What happens when an insured risk strikes with devastating consequences?

The residents of Spencer Court in Newburn will have been watching the demolition crews move in to tear down the development only 7 years or so after it was completed.  Heavy rain is believed to have led to a culvert on private land collapsing.  The resultant flooding carried away the ground upon which the building was constructed, leaving the piles for the foundations exposed.

Damage to a block of flats caused by flooding is almost always covered by the buildings insurance for the block.  Most leases for blocks of flats oblige the freeholder to place that insurance for the benefit of the tenants.  Cover is usually limited to the rebuild cost  of the block, which is usually less than the open market value of the leasehold and freehold interests combined.  The important thing about this is that in the event that it becomes impossible to rebuild the block most leases provide that the proceeds of the claim be dispersed proportionately amongst the policy beneficiaries.  It is this rebuild sum insured that is paid out to the leaseholders and not the open market valuation of their interests.

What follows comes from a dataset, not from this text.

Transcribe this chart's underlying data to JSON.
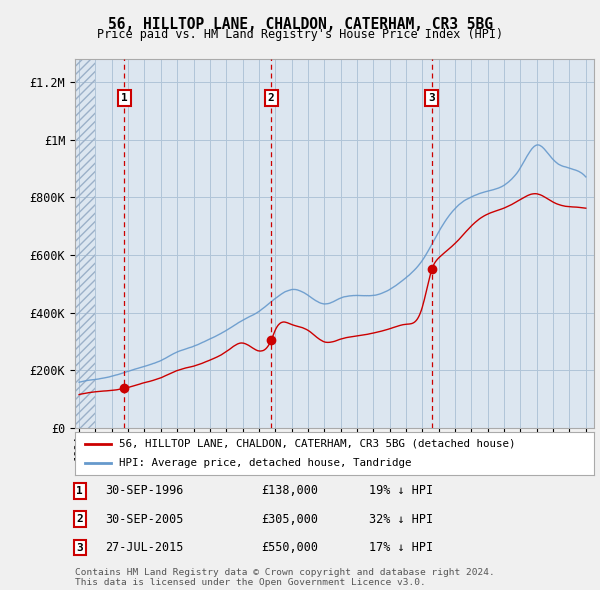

It is important to note this as the Spencer Court case could be an example where it may be impossible to rebuild the properties because of the scale of the flooding and the effect on the surrounding land.  This could leave leaseholders in a difficult position if the rebuild cost is substantially less than their mortgages, it may leave them with no property but still with at least part of the mortgage to pay. 

Fortunately, such circumstances as these are rare but when the worst does happen it can have difficult financial consequences even where all parties have fulfilled their legal obligations.